In terms of profit, the consignee generally receives a commission on the invoice price of the goods sold. This commission, agreed upon in the consignment agreement, is essentially a percentage of the sale price. It's important to note that the consignee only receives this commission after the goods have been sold.

Another key factor is the EORI number. In the UK, any business involved in the import or export of goods with non-EC countries must have an EORI number. This is a unique ID code used to track and register customs information in the EU.

In conclusion, to ensure a profitable consignment agreement, businesses must consider the cost price, import VAT, customs duty, and the need to set a competitive selling price. Additionally, securing an EORI number is necessary for the legal sale of goods to non-EC countries.
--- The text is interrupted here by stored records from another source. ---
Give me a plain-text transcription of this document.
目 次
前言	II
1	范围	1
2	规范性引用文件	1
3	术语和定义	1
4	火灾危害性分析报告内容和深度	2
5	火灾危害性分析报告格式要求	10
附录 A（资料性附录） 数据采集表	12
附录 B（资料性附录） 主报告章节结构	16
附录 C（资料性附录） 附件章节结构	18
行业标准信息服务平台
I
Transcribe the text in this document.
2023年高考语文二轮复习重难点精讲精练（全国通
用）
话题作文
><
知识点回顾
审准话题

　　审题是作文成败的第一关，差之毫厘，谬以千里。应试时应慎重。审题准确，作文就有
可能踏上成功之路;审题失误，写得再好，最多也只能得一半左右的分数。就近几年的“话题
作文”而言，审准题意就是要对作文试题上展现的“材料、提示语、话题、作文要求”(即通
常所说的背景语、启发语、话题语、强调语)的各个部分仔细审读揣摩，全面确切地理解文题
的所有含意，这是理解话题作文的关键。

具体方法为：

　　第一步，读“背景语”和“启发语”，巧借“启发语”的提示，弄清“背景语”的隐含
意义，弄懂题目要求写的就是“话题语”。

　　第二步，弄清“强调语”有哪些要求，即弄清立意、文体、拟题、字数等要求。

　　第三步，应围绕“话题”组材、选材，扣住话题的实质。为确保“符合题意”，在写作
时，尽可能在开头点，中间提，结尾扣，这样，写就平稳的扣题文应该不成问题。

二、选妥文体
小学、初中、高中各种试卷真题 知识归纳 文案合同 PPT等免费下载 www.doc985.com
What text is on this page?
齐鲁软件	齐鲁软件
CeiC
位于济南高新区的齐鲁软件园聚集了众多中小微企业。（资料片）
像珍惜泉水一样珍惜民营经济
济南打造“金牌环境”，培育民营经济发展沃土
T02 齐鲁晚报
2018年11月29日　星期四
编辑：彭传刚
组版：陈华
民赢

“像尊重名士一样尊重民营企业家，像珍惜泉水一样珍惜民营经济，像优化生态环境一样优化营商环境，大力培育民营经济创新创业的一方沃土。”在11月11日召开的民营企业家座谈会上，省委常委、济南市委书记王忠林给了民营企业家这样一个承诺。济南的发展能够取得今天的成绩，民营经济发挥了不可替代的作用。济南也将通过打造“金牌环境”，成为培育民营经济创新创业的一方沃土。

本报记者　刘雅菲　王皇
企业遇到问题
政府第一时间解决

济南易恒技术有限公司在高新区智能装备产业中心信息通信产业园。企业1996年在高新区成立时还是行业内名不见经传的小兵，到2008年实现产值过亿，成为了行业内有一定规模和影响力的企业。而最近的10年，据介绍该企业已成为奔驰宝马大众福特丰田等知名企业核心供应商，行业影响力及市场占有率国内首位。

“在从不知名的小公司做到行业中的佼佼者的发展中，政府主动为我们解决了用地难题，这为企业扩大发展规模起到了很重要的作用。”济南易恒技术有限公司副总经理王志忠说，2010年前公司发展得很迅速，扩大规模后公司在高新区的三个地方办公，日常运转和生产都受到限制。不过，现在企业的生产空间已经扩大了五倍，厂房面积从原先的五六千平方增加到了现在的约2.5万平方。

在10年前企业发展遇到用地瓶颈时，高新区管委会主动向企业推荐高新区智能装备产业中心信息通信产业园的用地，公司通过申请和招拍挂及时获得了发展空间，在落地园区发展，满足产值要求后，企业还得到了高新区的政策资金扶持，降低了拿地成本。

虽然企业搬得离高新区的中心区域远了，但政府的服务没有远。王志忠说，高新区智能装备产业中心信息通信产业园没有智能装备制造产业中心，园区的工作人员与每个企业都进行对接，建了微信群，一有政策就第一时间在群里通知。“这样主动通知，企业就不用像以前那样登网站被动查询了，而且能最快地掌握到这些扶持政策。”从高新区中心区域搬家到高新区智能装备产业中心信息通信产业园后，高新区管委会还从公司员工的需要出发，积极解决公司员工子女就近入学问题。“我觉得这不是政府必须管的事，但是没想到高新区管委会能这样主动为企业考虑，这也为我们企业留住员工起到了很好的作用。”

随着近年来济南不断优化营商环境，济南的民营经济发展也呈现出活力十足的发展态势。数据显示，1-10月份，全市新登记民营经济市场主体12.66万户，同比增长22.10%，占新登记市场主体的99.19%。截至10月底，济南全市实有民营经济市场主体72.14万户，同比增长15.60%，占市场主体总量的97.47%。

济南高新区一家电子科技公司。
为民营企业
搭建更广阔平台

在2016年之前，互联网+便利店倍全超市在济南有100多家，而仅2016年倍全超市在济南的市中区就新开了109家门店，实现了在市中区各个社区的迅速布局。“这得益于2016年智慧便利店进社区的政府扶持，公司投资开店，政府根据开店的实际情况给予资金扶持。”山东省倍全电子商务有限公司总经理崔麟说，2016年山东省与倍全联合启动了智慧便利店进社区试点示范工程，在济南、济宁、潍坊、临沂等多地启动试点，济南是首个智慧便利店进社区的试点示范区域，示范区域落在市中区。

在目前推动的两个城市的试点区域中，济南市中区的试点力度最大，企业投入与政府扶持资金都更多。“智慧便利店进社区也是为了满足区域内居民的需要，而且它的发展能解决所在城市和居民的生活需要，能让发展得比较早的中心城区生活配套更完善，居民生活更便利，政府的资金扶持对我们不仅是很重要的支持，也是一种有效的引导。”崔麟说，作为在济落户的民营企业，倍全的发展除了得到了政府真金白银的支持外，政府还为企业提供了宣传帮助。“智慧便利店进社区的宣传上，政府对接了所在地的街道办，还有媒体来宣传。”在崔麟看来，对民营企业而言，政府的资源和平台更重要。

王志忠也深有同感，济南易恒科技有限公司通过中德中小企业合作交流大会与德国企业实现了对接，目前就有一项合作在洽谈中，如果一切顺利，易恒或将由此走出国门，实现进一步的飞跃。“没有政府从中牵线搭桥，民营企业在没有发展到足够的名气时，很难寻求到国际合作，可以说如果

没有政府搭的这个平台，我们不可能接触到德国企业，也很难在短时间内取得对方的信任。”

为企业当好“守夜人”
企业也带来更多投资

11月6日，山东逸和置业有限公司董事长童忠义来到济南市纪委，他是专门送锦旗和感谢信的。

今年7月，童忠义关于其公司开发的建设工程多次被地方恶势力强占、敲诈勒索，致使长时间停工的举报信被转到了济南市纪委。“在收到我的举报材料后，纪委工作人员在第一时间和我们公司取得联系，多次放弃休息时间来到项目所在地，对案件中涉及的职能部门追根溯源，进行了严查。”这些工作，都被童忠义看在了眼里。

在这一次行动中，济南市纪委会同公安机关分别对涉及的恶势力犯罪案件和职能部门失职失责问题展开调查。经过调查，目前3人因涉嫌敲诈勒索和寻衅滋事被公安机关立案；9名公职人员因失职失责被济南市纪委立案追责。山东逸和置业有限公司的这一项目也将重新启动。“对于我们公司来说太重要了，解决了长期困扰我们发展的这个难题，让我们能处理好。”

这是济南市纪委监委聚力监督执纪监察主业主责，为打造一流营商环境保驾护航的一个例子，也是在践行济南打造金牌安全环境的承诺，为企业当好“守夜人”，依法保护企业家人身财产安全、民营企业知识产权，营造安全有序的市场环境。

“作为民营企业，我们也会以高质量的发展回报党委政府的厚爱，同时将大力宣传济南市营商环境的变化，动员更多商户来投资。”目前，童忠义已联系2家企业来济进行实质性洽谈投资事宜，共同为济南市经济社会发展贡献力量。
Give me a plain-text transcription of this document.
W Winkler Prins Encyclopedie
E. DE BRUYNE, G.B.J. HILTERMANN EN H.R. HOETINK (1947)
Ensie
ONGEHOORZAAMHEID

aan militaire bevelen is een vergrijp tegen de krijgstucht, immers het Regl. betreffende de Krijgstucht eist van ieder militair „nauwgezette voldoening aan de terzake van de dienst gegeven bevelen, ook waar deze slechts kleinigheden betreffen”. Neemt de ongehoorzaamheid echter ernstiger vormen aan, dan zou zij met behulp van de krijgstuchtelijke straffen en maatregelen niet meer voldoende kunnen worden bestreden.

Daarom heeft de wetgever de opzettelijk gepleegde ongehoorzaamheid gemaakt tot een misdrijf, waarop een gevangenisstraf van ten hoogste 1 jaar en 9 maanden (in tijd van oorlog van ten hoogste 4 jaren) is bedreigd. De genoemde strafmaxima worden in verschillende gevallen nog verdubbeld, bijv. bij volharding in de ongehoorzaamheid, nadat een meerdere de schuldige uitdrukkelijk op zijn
Free Circulation and Member State Regulations

The concept of free circulation is a relevant aspect of consignment agreements within the European Union (EU). Once goods have been imported into an EU member state and all the import formalities have been completed, and import duties paid, they are considered to be in free circulation. This means they can move freely between member states without being subject to additional customs duties.

However, it's also crucial to remember that each member state may have its own regulations for imported goods. For instance, some countries may have specific labelling requirements for imported goods, while others may have strict rules regarding the import of certain goods types.

In the United Kingdom, for example, businesses in Northern Ireland follow a different set of rules compared to the rest of the UK due to the Northern Ireland Protocol. Therefore, those exporting to Northern Ireland may need to comply with additional EU customs rules.

Understanding these regulations is critical to avoid surprises and to ensure smooth operations. Businesses engaging in consignment sales should familiarise themselves with the specific regulations of the member state they are dealing with.

Conclusion

Consignment agreements offer an enticing avenue for UK businesses to expand their market reach. Yet, the intricacies of such agreements mean careful attention must be given to the legal and customs obligations, pricing considerations, and the specific regulations of the member states involved. Whether it's understanding the concept of free circulation, ensuring all duties are paid for the goods to enter the market legally, or setting a competitive and profitable selling price, each aspect plays a critical role in a successful and lawful consignment agreement.

Being cognizant of the specific rules and regulations, whether domestic or international, and having a comprehensive consignment agreement that outlines clear terms for both parties, will help ensure that your business can thrive in new markets and navigate the world of consignment sales effectively and legally.